Stephen Whitlock, director of the IRS Whistleblower Office, on January 25 acknowledged a generally skeptical attitude of IRS employees toward the section 7623 whistleblower award program but said the program has strong support among senior Service executives.

The IRS in the past has been accused of not being supportive of the whistleblower program and of being slow to pay out awards. But Whitlock pointed to the payment of a $104 million award to former UBS banker Bradley Birkenfeld as evidence that when an informant’s case is supported by the law and facts, the IRS will not hesitate to make a section 7623(b) payment, regardless of the amount. Whitlock spoke at the Administrative Practice session of the American Bar Association Section of Taxation meeting in Orlando, Fla. (Prior coverage.)

Whitlock said that the existing backlog of whistleblower cases is the result of other IRS functions engaging in examinations and that his office acts quickly once award determinations come in for a decision. Information provided by whistleblowers is helpful when IRS resources are being stretched thin and compliance functions curtailed, he said.

Referring to recent proposed regulations (REG-141066-09) that define what constitutes “proceeds based on” to describe how information provided to the IRS may ultimately result in a whistleblower award, Whitlock said his office conducts intense factual development to understand how information provided in a claim relates to actions that ultimately lead to recovery of unpaid taxes. There “must be a meaningful relationship” between the information that the informant supplies and the issues that the IRS pursues, he said. (Prior coverage.)

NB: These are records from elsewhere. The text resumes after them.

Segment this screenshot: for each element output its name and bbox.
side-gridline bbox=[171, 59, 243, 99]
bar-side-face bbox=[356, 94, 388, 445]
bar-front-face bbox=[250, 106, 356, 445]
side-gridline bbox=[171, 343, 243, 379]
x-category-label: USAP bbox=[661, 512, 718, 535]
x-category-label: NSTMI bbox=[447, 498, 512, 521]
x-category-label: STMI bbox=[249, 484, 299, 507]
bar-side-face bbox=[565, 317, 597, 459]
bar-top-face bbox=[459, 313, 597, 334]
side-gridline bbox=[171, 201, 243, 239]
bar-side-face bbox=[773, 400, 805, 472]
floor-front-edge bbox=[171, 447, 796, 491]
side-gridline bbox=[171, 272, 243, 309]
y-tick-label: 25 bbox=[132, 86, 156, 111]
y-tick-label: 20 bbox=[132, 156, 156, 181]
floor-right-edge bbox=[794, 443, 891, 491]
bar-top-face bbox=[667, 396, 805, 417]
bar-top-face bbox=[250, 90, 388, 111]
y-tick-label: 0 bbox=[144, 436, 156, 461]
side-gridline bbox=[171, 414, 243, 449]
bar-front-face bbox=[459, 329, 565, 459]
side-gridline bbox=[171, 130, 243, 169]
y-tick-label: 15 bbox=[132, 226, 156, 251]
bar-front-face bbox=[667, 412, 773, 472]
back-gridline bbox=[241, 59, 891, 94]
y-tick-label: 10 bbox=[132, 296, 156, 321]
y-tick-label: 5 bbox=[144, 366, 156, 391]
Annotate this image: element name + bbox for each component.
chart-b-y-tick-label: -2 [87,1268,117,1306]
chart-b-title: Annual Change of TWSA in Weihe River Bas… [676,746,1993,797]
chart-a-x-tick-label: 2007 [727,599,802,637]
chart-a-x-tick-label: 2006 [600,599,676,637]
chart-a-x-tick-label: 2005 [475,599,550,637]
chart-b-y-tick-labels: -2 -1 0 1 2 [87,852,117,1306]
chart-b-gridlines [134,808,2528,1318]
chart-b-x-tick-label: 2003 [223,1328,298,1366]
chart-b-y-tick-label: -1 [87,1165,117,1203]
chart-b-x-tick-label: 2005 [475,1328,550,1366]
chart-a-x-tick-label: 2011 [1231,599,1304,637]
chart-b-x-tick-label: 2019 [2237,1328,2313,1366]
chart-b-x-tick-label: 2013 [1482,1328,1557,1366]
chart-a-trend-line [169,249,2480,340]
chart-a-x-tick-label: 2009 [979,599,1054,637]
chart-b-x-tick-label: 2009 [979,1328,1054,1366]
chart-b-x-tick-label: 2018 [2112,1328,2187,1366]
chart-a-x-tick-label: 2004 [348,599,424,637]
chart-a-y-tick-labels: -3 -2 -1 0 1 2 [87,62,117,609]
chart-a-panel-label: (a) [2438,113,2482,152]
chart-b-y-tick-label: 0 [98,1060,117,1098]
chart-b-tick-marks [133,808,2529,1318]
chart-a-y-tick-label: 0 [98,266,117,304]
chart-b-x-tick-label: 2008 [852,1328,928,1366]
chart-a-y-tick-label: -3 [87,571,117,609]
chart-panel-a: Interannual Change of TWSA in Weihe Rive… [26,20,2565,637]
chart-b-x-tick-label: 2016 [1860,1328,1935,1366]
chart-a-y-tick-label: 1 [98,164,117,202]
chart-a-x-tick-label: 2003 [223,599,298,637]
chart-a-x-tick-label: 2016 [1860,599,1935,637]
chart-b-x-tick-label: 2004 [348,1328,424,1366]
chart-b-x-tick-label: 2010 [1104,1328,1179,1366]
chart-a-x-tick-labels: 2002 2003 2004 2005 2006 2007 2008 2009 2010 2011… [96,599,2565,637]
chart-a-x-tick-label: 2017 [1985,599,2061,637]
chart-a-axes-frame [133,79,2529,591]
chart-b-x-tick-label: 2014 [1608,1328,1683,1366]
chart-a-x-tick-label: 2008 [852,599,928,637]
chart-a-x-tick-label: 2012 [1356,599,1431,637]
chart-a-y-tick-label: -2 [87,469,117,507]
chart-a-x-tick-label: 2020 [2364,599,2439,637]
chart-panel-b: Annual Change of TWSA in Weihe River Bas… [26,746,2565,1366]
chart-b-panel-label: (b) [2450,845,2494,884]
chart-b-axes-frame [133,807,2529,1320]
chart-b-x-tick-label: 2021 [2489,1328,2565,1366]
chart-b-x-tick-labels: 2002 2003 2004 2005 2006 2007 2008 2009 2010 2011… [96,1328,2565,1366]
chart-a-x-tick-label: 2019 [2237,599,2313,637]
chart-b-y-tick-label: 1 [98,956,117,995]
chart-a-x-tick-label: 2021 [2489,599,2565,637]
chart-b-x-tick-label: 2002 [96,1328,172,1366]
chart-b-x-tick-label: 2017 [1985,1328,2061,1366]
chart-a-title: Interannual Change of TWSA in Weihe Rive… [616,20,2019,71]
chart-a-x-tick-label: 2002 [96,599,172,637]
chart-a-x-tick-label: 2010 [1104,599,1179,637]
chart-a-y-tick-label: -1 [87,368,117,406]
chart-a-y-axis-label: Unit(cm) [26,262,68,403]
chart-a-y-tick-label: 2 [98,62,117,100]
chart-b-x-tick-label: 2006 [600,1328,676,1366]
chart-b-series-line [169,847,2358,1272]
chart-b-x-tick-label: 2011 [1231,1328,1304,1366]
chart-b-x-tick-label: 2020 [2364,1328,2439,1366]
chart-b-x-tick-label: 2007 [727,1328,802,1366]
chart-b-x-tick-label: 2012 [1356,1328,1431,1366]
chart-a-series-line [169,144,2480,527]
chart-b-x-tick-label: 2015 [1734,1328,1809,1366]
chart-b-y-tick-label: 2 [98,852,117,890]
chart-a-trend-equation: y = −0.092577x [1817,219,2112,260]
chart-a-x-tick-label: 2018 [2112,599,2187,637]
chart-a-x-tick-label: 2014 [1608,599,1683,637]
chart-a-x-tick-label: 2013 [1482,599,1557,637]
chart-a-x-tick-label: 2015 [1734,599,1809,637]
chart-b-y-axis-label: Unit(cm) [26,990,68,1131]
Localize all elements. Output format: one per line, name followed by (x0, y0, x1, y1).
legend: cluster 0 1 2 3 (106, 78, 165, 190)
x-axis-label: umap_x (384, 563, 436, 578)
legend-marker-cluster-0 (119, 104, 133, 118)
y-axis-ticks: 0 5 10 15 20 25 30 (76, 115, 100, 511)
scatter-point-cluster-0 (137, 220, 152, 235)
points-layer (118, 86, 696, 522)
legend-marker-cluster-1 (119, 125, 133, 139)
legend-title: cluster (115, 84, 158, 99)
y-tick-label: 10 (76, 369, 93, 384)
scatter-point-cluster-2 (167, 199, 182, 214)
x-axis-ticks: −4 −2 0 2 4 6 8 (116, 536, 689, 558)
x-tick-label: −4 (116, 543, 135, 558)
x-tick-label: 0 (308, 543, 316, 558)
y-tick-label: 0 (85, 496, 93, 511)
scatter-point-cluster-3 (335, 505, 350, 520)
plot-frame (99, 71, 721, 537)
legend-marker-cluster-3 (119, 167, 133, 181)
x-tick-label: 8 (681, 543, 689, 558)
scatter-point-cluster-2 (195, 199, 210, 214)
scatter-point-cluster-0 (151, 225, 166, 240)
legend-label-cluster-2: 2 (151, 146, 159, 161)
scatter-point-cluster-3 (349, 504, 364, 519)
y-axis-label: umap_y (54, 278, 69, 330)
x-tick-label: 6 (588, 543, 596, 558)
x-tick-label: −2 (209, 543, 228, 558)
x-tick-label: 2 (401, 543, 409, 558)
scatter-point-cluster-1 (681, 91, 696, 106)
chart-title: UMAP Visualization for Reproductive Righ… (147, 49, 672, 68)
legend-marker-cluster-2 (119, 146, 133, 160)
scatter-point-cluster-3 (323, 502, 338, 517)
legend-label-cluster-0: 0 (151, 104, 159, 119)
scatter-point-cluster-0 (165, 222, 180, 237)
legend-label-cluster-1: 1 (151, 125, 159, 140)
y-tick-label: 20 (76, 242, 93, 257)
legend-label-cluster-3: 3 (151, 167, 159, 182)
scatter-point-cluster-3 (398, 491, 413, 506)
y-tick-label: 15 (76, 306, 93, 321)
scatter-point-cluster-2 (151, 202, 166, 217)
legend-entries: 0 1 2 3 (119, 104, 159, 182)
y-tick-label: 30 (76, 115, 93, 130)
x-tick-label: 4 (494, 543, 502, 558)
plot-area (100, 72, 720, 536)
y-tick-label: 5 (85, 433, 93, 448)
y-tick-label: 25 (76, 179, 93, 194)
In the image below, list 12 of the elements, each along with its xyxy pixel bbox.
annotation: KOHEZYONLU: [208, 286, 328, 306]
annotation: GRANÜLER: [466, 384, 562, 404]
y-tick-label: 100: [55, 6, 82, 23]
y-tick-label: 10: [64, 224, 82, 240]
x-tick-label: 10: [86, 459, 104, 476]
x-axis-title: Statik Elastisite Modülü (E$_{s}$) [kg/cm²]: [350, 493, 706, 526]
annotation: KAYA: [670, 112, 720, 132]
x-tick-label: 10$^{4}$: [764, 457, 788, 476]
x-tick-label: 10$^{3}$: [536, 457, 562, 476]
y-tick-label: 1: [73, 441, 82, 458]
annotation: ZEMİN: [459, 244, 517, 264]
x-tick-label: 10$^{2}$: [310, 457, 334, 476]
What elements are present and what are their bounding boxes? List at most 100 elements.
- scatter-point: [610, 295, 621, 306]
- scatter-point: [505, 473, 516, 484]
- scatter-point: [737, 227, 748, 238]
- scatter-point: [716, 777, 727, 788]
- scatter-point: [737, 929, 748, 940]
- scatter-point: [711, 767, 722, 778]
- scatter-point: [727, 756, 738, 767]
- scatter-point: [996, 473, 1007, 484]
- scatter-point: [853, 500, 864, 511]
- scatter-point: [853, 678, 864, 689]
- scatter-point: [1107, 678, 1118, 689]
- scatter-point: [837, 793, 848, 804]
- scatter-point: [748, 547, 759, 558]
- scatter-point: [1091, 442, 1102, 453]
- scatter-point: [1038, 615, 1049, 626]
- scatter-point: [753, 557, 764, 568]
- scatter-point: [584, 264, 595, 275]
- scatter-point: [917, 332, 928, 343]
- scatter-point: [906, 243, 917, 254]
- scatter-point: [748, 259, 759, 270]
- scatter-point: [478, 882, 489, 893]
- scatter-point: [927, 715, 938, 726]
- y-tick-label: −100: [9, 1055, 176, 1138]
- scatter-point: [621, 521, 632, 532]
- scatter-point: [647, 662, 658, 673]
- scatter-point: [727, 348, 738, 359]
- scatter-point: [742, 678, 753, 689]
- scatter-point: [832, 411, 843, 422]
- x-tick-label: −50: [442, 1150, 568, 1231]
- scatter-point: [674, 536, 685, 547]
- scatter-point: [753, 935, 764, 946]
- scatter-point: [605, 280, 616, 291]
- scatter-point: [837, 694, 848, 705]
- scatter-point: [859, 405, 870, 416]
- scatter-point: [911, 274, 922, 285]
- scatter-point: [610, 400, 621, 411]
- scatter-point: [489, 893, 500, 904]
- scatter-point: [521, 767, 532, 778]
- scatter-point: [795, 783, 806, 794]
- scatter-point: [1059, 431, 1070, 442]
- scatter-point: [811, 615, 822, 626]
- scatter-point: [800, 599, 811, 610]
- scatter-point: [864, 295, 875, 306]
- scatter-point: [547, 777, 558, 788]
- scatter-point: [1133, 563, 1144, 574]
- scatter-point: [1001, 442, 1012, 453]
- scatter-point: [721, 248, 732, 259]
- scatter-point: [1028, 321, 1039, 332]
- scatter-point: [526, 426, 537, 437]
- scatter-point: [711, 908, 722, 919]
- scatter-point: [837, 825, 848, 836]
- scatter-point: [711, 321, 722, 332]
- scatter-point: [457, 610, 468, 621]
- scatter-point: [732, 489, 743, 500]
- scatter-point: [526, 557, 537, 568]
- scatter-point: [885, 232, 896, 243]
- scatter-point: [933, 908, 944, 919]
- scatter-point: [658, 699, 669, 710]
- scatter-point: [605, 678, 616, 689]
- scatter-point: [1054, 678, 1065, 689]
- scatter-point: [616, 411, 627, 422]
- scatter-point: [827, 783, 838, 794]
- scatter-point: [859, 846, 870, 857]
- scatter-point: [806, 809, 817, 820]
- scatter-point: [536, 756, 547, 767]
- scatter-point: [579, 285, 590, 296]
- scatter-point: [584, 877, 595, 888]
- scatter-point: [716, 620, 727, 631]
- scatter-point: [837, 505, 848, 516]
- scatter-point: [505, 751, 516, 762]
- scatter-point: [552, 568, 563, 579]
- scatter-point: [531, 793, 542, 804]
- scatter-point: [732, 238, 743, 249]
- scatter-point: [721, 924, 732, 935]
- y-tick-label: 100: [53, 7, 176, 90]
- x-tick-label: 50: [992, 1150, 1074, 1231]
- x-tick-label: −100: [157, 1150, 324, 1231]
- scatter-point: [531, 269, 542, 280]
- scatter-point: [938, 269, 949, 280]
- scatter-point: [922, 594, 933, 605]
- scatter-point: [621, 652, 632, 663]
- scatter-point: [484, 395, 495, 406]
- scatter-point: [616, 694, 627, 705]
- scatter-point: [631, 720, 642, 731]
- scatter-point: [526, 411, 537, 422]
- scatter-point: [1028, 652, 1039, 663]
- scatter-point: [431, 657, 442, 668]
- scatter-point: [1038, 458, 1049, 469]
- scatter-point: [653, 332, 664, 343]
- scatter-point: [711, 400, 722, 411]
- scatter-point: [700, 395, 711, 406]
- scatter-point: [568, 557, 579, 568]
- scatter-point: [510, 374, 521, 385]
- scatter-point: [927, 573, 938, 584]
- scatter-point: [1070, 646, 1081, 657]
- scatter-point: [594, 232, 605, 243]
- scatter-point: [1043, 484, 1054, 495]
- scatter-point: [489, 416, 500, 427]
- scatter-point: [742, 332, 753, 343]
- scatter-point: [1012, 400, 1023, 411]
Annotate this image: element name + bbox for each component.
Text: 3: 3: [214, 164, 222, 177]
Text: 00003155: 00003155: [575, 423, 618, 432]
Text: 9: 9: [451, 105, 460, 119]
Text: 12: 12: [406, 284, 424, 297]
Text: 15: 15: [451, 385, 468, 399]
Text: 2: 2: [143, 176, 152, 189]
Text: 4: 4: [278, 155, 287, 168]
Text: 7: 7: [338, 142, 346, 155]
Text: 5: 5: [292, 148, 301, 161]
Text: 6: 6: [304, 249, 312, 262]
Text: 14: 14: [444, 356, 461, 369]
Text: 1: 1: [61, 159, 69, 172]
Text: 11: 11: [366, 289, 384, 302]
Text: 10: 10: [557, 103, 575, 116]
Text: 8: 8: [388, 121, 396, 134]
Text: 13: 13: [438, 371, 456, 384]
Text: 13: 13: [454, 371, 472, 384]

Whistleblowers “don’t get a patent on the IRS audit guide” simply by filing a claim concerning questionable transactions, Whitlock said. “We look pretty carefully at what the audit plan was before, what was in the audit plan later, what the IDRs [information document requests] were, what the timing of the IDRs were — it gets pretty murky sometimes,” he said.

Whitlock said the IRS is adamant in its position that only Title 26 tax proceeds can be the basis for an award payment. (Prior coverage.)

Alexandra Minkovich, attorney-adviser, Treasury Office of Tax Legislative Counsel, said that whistleblowers who are considered to have planned and initiated a transaction underlying their claim face the possibility of a reduced award amount. But the IRS has set a high bar regarding who is considered to have planned and initiated a transactionbecause there are many individuals involved in the structuring, she said.

“We didn’t think it was appropriate to reduce the award at anything other than the highest levels of folks who really played a critical role in planning the transaction,” Minkovich said.

Gregory S. Lynam of the Ferraro Law Firm said that the Birkenfeld award is a precursor to the IRS making more award payments and that it has increased public interest in the program. According to Lynam, the promise of anonymity is key to making the program successful because individuals must feel confident that the government will protect their identities.

Whitlock agreed that identity protection is an important goal for the IRS, noting that the government will move quickly to take action if protected taxpayer information is released.

Regarding whistleblowers who are denied an award, Whitlock said the IRS is seeking balance in helping them understand why a claim was denied while also protecting a taxpayer’s return information. The IRS’s proposed administrative processes for communicating information regarding denial of an award claim will help bring closure to informants who are simply wanting to be brought into the loop, Lynam said.

Eli Dicker, executive director of the Tax Executives Institute, said that whistleblowers might have a variety of motivations for deciding to divulge company information to the IRS. Tax advisers might start to guess that a whistleblower is involved when the quality of IDRs drastically improves or a new range of tax issues arises in audit that is quitedifferent from those in past examinations, he said.